Osteoblastların ürettiği kemik matriksi belirli bir kimyasal süreç ile mineralize olarak kemik dokuyu oluştururken, osteoblastlar kemik matriksi üretmeye devam eder. Söz konusu kimyasal süreç ile osteoblast aktivitesi arasında oluşan zaman farkından dolayı, bu iki alan (mineralizasyonun başladığı alan ve osteoblastlar) arasında osteoid olarak adlandırılan bir tabaka oluşur. Osteoid, kemik dokuyu oluşturacak olan organik yapıdır.



Mineralizasyon süreci, anormal kalsifikasyonu önleyen pirofosfat tarafından düzenlenir. Pirofosfat seviyeleri ise NPPI, ANK ve TNAP gibi moleküller tarafından kontrol edilir.  NPPI (Nucleotide pyrophosphatase phosphodiesterase - 1) ve ANK (Ankylosis protein) pirofosfat seviyelerini arttırırken; TNAP (Nonspecific alkaline phosphotase) pirofosfatı yıkar.

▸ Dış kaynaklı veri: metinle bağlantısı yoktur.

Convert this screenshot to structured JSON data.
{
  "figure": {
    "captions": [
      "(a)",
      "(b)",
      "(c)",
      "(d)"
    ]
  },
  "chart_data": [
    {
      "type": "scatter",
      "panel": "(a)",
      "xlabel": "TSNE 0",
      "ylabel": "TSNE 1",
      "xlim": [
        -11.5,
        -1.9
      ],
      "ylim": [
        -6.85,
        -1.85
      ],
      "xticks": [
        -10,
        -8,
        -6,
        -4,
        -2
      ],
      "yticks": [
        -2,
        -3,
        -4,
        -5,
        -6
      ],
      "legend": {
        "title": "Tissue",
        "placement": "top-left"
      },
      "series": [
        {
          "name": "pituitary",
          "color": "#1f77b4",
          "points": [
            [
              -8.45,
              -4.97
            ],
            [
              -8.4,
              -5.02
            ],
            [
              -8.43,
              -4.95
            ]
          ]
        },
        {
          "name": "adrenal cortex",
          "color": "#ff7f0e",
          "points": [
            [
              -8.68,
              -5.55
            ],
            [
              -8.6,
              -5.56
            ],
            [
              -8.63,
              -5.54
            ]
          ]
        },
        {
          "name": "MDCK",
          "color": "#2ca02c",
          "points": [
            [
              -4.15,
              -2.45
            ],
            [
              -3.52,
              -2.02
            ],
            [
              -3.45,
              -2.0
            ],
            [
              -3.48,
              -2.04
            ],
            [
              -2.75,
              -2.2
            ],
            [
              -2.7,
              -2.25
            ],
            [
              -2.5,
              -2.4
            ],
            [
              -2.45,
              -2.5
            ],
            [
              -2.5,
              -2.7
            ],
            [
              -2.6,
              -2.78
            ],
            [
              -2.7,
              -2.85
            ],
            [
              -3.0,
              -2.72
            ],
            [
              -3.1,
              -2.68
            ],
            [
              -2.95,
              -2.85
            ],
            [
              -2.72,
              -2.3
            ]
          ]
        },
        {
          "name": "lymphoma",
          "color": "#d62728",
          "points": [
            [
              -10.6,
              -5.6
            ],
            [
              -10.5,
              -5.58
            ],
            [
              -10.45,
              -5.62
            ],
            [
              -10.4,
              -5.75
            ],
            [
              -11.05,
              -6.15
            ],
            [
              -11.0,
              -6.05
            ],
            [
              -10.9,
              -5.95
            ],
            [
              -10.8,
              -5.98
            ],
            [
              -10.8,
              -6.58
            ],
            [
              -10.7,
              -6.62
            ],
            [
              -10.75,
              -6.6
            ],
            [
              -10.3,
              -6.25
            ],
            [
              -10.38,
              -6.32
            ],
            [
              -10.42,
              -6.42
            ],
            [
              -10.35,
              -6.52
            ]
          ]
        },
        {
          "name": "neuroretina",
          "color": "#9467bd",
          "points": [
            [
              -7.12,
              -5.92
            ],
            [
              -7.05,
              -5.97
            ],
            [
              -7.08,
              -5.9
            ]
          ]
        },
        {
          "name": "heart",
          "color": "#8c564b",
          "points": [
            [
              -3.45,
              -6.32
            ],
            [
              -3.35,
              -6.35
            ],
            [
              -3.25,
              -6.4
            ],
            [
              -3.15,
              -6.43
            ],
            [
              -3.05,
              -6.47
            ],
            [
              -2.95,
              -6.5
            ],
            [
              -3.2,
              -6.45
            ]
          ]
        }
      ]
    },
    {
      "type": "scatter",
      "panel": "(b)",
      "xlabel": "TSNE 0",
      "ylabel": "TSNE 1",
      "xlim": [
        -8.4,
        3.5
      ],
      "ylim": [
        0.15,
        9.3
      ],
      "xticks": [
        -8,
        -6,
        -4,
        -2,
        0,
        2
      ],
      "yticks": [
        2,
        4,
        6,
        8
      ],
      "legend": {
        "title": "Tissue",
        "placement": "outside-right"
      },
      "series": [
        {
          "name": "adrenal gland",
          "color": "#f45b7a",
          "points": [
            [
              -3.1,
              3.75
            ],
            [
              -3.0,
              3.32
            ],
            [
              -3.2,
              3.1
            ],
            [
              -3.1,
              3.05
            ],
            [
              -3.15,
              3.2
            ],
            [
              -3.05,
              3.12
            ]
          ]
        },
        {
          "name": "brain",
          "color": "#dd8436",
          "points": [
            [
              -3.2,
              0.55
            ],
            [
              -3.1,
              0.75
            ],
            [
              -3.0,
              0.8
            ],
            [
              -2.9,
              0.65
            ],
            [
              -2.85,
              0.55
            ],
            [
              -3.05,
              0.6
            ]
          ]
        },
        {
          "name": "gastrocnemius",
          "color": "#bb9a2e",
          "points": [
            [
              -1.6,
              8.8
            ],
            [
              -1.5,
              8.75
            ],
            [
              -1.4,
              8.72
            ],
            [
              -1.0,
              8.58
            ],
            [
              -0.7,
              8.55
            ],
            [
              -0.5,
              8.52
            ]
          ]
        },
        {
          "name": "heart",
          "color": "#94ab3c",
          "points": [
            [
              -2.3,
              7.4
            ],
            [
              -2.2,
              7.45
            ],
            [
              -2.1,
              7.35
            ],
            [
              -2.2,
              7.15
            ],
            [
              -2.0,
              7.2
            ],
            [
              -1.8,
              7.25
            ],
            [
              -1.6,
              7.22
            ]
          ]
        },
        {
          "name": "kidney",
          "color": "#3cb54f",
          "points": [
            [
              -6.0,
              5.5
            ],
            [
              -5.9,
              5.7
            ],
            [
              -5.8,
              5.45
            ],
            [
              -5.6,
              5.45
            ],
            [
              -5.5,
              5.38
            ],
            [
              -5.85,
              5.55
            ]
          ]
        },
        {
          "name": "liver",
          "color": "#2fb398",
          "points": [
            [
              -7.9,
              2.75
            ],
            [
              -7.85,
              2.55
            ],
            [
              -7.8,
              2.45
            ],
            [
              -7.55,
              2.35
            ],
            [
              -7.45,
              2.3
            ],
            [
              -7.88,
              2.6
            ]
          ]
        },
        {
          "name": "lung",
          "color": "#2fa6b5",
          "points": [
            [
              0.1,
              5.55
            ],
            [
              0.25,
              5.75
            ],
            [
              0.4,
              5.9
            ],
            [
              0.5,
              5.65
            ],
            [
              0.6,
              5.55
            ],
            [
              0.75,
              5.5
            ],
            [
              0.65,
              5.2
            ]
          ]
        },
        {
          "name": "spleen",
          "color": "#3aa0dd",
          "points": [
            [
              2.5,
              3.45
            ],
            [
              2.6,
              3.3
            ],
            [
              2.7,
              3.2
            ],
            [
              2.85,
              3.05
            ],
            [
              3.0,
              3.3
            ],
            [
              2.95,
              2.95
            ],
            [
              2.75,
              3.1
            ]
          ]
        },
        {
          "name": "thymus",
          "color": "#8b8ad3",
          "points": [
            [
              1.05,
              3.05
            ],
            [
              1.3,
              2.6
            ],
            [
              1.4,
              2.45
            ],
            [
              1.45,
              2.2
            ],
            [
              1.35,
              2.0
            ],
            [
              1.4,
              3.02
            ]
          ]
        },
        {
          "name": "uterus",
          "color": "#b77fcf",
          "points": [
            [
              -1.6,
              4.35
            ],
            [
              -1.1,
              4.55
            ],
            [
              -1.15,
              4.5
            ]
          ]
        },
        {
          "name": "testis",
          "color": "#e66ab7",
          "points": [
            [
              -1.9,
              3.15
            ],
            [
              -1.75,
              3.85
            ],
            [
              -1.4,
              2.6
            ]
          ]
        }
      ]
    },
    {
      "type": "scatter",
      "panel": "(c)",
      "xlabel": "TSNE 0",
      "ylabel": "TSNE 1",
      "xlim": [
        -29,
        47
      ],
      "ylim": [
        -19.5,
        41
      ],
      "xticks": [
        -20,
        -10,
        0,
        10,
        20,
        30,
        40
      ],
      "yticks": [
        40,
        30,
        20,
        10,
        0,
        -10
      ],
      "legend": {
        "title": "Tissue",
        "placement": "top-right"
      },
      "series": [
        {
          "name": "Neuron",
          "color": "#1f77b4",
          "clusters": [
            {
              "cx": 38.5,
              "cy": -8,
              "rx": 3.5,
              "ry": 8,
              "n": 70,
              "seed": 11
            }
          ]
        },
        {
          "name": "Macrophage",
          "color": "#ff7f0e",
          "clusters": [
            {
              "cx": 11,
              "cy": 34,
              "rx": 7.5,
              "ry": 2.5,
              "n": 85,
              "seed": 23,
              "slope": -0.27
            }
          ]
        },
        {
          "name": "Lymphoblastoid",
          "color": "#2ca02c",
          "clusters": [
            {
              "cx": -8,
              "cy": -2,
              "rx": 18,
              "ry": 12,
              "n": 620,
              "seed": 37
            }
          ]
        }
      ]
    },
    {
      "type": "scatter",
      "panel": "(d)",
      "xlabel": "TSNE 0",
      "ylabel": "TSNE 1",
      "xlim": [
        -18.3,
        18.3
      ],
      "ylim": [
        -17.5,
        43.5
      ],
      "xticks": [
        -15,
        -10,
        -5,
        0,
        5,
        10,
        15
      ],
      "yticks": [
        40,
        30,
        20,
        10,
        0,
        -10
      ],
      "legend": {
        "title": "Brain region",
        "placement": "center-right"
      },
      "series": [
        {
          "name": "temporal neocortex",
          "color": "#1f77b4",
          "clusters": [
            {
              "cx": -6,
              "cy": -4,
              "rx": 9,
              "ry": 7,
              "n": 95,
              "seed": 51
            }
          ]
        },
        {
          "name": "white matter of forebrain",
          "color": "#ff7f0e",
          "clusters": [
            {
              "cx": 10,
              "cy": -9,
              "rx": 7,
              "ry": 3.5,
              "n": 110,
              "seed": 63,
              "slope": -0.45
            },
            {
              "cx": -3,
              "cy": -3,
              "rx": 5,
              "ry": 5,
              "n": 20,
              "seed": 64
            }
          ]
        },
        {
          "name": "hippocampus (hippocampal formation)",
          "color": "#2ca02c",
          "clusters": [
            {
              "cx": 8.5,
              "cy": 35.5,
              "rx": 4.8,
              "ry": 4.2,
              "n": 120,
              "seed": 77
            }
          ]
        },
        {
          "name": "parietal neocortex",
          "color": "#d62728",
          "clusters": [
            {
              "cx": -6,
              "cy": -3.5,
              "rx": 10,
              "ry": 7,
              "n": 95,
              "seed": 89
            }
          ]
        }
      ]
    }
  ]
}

Tüm bu yeniden modellenme sürecinin sonucunda yeni kemik doku oluşmuş olur. Yıllar boyu yeniden ve yeniden gerçekleşecek olan bu sürecin sonuçlarının izleri de histolojik yaş tayininde kullanılır.

Detaylı bilgi arayanlar için, bu yazımı yazarken yararlanmış olduğum kaynakların listesini kısa zamanda ekleyeceğim.